— Зубы побереги, зубы! Вот я барина спрошу… Барин! спросить вас надо: Бухтеру знаете?
— Чего? — переспросил Накатов.
— Бухтеру эту самую, Бухтеру! — повторил мужик.
— Что такое Бухтера? — недоумевал молодой человек.
— Так не знаете?
— Не знаю.
— Так чего же толковать, если не знаете? чего толковать? — неожиданно рассердился мужик. — Вот тоже! толкует чего не знает! Барин, а не знает.
Накатов невольно засмеялся.
— Нет, ты не толкуй! — уже угрожающим тоном кричал мужик. — Не толкуй, чего не знаешь! Ишь толкует!
— Да ведь это он про Оренбург! Оренбург… Вот про Что он спрашивал! — внезапно догадался Накатов и даже остановился. — Бухтера! — горько усмехнулся он, — названия простого и того не знают, недослышали. Едут тоже… Бухтера!
Около самой ограды станции лежал мертвенно пьяный. Он закинул голову, и солнце жгло его налившееся кровью, побагровевшее лицо.
— Хозяин! — все с той же усмешкой кивнул на него Накатов. Катя вздрогнула и отвернулась: ей вспомнилась женщина с остановившимся взглядом и двумя ребятами на руках.
Станционный двор и платформа были тоже запружены народом. Брат и сестра вошли в общую залу и стали у открытого окна. Мимо них по платформе поминутно пробегал озабоченный начальник станции и другие люди в форме станционных служителей. Запыхавшийся, совершенно растерявшийся земский начальник подбегал то к одной группе крестьян, то к другой. Лицо его было красно и потно, он беспрестанно отирал лоб платком, а из груди его вырывались хриплые, бессильные звуки. Он увидал Накатовых и закивал им головой.
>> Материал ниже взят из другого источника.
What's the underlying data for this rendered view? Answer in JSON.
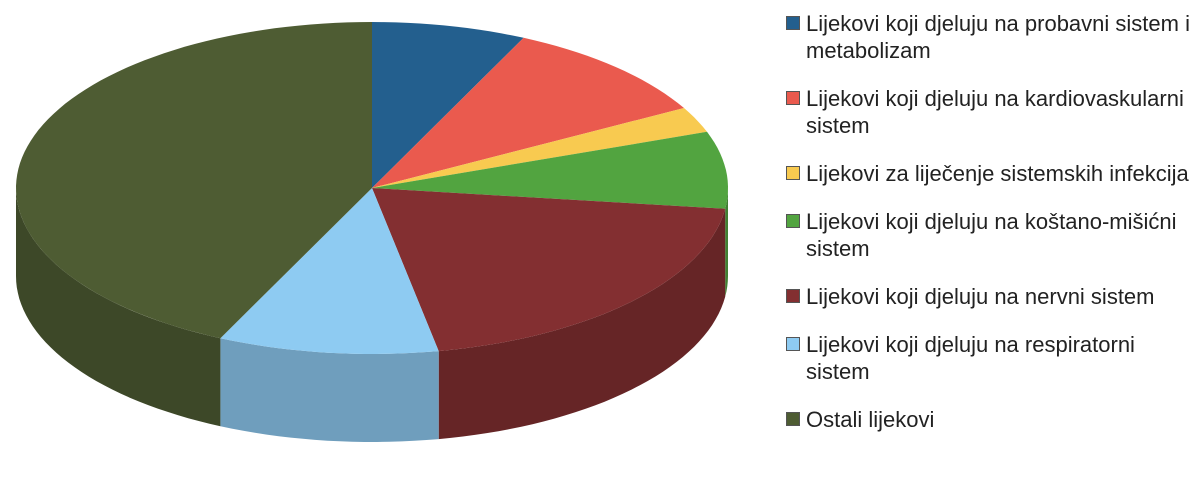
{
  "chart_data": {
    "type": "pie",
    "categories": [
      "Lijekovi koji djeluju na probavni sistem i metabolizam",
      "Lijekovi koji djeluju na kardiovaskularni sistem",
      "Lijekovi za liječenje sistemskih infekcija",
      "Lijekovi koji djeluju na koštano-mišićni sistem",
      "Lijekovi koji djeluju na nervni sistem",
      "Lijekovi koji djeluju na respiratorni sistem",
      "Ostali lijekovi"
    ],
    "values": [
      7,
      10,
      2.5,
      7.5,
      20,
      10,
      43
    ],
    "colors": [
      "#235f8e",
      "#ea5a4e",
      "#f8ca50",
      "#52a440",
      "#832f31",
      "#8ecbf2",
      "#4e5c33"
    ],
    "legend": "right",
    "three_d": true
  }
}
— Знаете, — говорил он через минуту, подбегая к окну и пожимая руки брату и сестре, — я, кажется, лучше согласился бы везти их вместо паровоза. Видели? Что с таким народом поделаешь! Сейчас будут подавать поезд. — Он опять торопливо пожал Накатовым руки и убежал во двор.
— И здесь все то же! — с возрастающим чувством досады говорил Накатов. — Все те же бессмысленные пьяные лица, все тот же гвалт и бестолковая суета.
Больше всего шумели и суетились бабы: одни тащили эа собой детей, мужей, волочили мешки, узлы; другие сидели на этих мешках и, пригорюнившись, подперши рукой щеку, причитали и голосили на все лады. Были и более спокойные: одна еще очень молодая, красивая женщина безмолвно припала головой к сухой груди одетой в рубище старухи. Кто из них уезжал, кто оставался? Лицо молодой женщины было страшно бледно, глаза закрыты; старуха глядела в небо, и в глубоких морщинах ее потемневшего лица застоялись слезы. Со двора доносился хриплый голос земского начальника; кричал он, кричал еще кто-то, а на платформу народу прибывало все больше и больше; точно надвигающиеся волны, теснила толпа здание станции. Но вот к платформе медленно, грузно, почти бесшумно среди окружающего гвалта подкрался поезд, заскрипели тормоза, зазвенели цепи, и сейчас же резко, оглушительно прозвучал звонок. Словно неожиданный, жестокий удар разразился над беспорядочной толпой. На минуту стало так тихо, что голос начальника станции отчетливо пронесся по платформе.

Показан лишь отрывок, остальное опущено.